Já Gilmar, que há três anos havia sido favorável à prisão após sentença de segundo grau, mudou o seu entendimento. Ele foi o único a fazer críticas diretas à Lava-Jato. “Falei várias vezes que nós tínhamos um encontro marcado com as prisões alongadas de Curitiba”, disse. “De forma cristalina, afirmo que o fator fundamental a definir essa minha mudança foi o próprio desvirtuamento que as instâncias ordinárias passaram a perpetrar em relação à decisão do STF em 2016”.

Gilmar também foi o único a citar Lula no julgamento. Para ele, o caso do petista “contaminou” o debate. Neste momento, Toffoli o interrompeu: “É bom registrar que a força-tarefa de Curitiba, comandada pelo procurador Deltan Dallagnol, pediu progressão de regime da pena do ex-presidente Lula.

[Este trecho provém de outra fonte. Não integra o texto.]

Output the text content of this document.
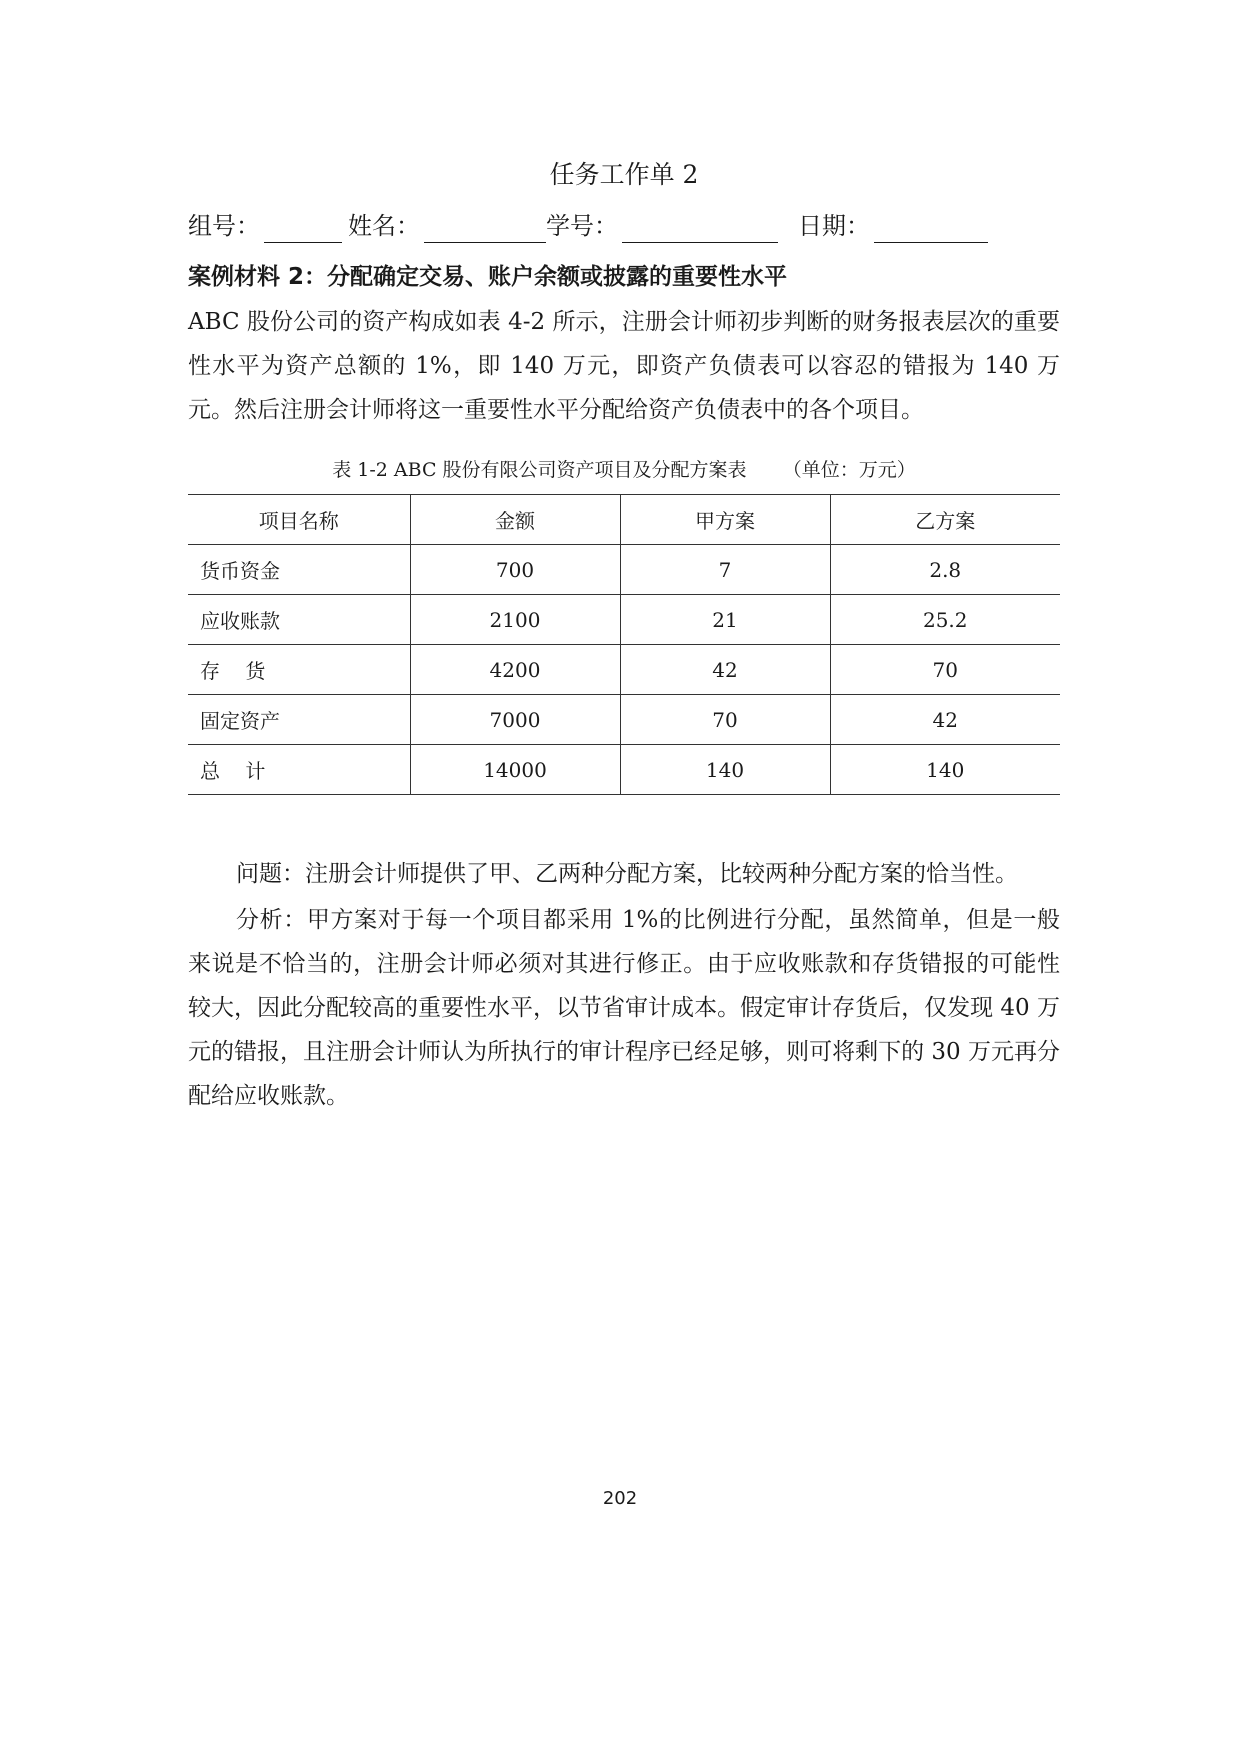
任务工作单 2
组号：	姓名：	学号：	日期：
案例材料 2：分配确定交易、账户余额或披露的重要性水平
ABC 股份公司的资产构成如表 4-2 所示，注册会计师初步判断的财务报表层次的重要性水平为资产总额的 1%，即 140 万元，即资产负债表可以容忍的错报为 140 万元。然后注册会计师将这一重要性水平分配给资产负债表中的各个项目。
表 1-2 ABC 股份有限公司资产项目及分配方案表      （单位：万元）
项目名称	金额	甲方案	乙方案
货币资金	700	7	2.8
应收账款	2100	21	25.2
存    货	4200	42	70
固定资产	7000	70	42
总    计	14000	140	140
问题：注册会计师提供了甲、乙两种分配方案，比较两种分配方案的恰当性。
分析：甲方案对于每一个项目都采用 1%的比例进行分配，虽然简单，但是一般来说是不恰当的，注册会计师必须对其进行修正。由于应收账款和存货错报的可能性较大，因此分配较高的重要性水平，以节省审计成本。假定审计存货后，仅发现 40 万元的错报，且注册会计师认为所执行的审计程序已经足够，则可将剩下的 30 万元再分配给应收账款。
202
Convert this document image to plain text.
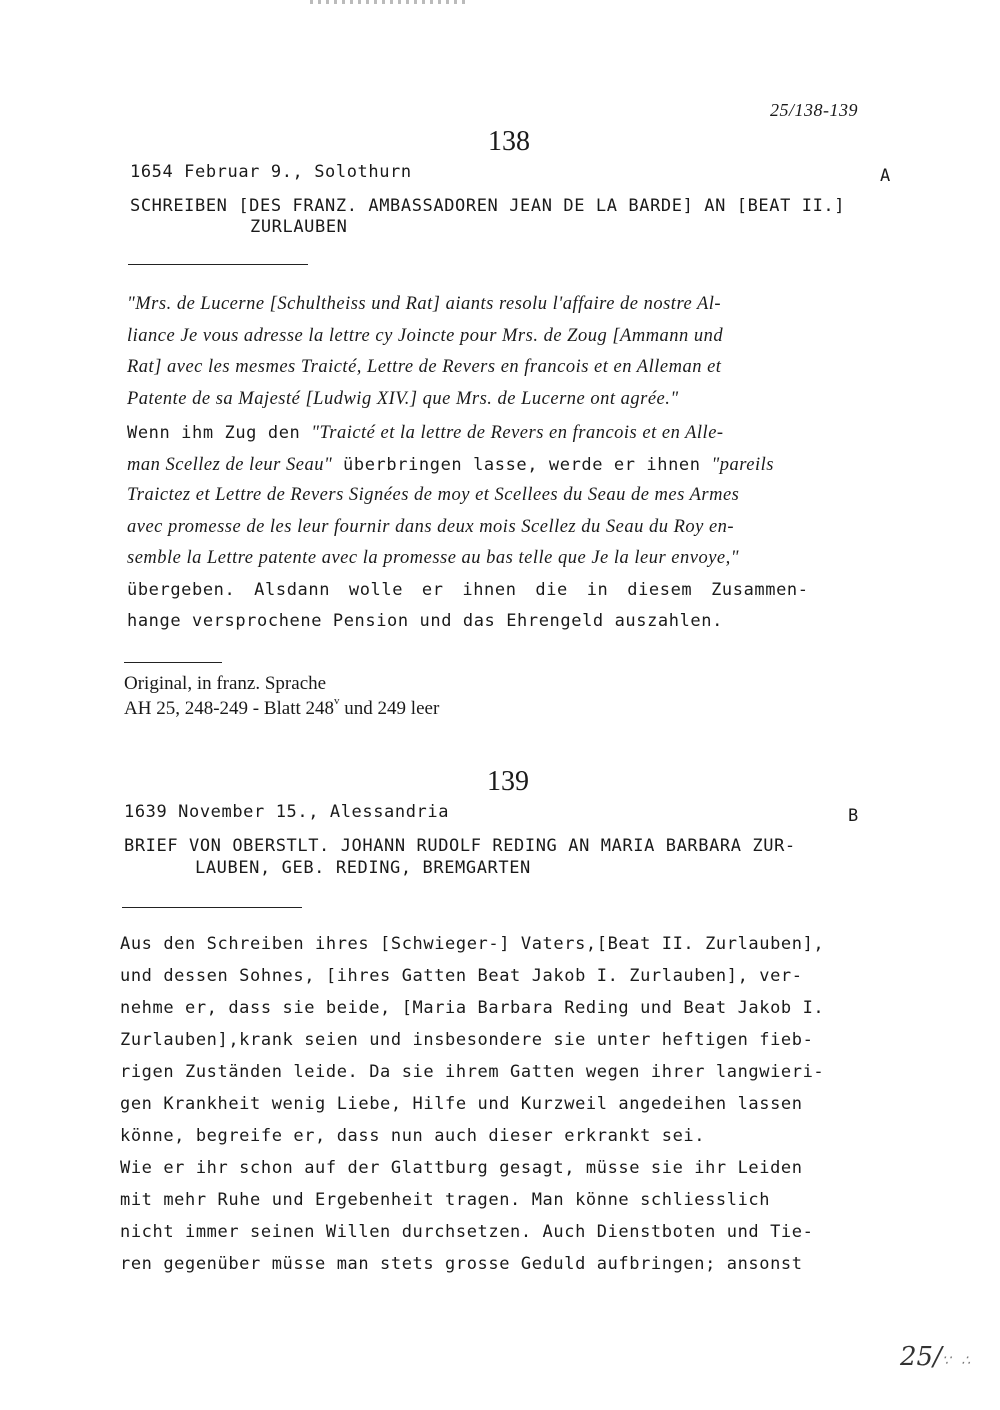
25/138-139
138
1654 Februar 9., Solothurn	A
SCHREIBEN [DES FRANZ. AMBASSADOREN JEAN DE LA BARDE] AN [BEAT II.]
ZURLAUBEN
"Mrs. de Lucerne [Schultheiss und Rat] aiants resolu l'affaire de nostre Al-
liance Je vous adresse la lettre cy Joincte pour Mrs. de Zoug [Ammann und
Rat] avec les mesmes Traicté, Lettre de Revers en francois et en Alleman et
Patente de sa Majesté [Ludwig XIV.] que Mrs. de Lucerne ont agrée."
Wenn ihm Zug den "Traicté et la lettre de Revers en francois et en Alle-
man Scellez de leur Seau" überbringen lasse, werde er ihnen "pareils
Traictez et Lettre de Revers Signées de moy et Scellees du Seau de mes Armes
avec promesse de les leur fournir dans deux mois Scellez du Seau du Roy en-
semble la Lettre patente avec la promesse au bas telle que Je la leur envoye,"
übergeben. Alsdann wolle er ihnen die in diesem Zusammen-
hange versprochene Pension und das Ehrengeld auszahlen.
Original, in franz. Sprache
AH 25, 248-249 - Blatt 248$^v$ und 249 leer
139
1639 November 15., Alessandria	B
BRIEF VON OBERSTLT. JOHANN RUDOLF REDING AN MARIA BARBARA ZUR-
LAUBEN, GEB. REDING, BREMGARTEN
Aus den Schreiben ihres [Schwieger-] Vaters,[Beat II. Zurlauben],
und dessen Sohnes, [ihres Gatten Beat Jakob I. Zurlauben], ver-
nehme er, dass sie beide, [Maria Barbara Reding und Beat Jakob I.
Zurlauben],krank seien und insbesondere sie unter heftigen fieb-
rigen Zuständen leide. Da sie ihrem Gatten wegen ihrer langwieri-
gen Krankheit wenig Liebe, Hilfe und Kurzweil angedeihen lassen
könne, begreife er, dass nun auch dieser erkrankt sei.
Wie er ihr schon auf der Glattburg gesagt, müsse sie ihr Leiden
mit mehr Ruhe und Ergebenheit tragen. Man könne schliesslich
nicht immer seinen Willen durchsetzen. Auch Dienstboten und Tie-
ren gegenüber müsse man stets grosse Geduld aufbringen; ansonst
25/∵ ∴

Ou seja, pela própria força-tarefa de Curitiba, ele deve do regime fechado. Já não é este Supremo que estará decidindo isso”.

Para o grupo que defendia a execução antecipada da pena, a medida tinha o objetivo evitar a prescrição de crimes, e portanto, a impunidade. Juridicamente, a tese defendida foi que, como os recursos nos tribunais superiores não poderiam suspender os efeitos de uma condenação, a

prisão após sentença em segunda instância não violaria o texto constitucional.

Ontem, enquanto proferia seu voto, Cármen Lúcia sinalizou que sairia derrotada do julgamento. Ela, no entanto, aproveitou para fazer uma crítica ao atual momento de “intolerância” em relação a quem pensa diferente. “O contraditório é do direito porque é da vida. Quem gosta de unanimidade é ditadura. Democracia é plural, sempre.”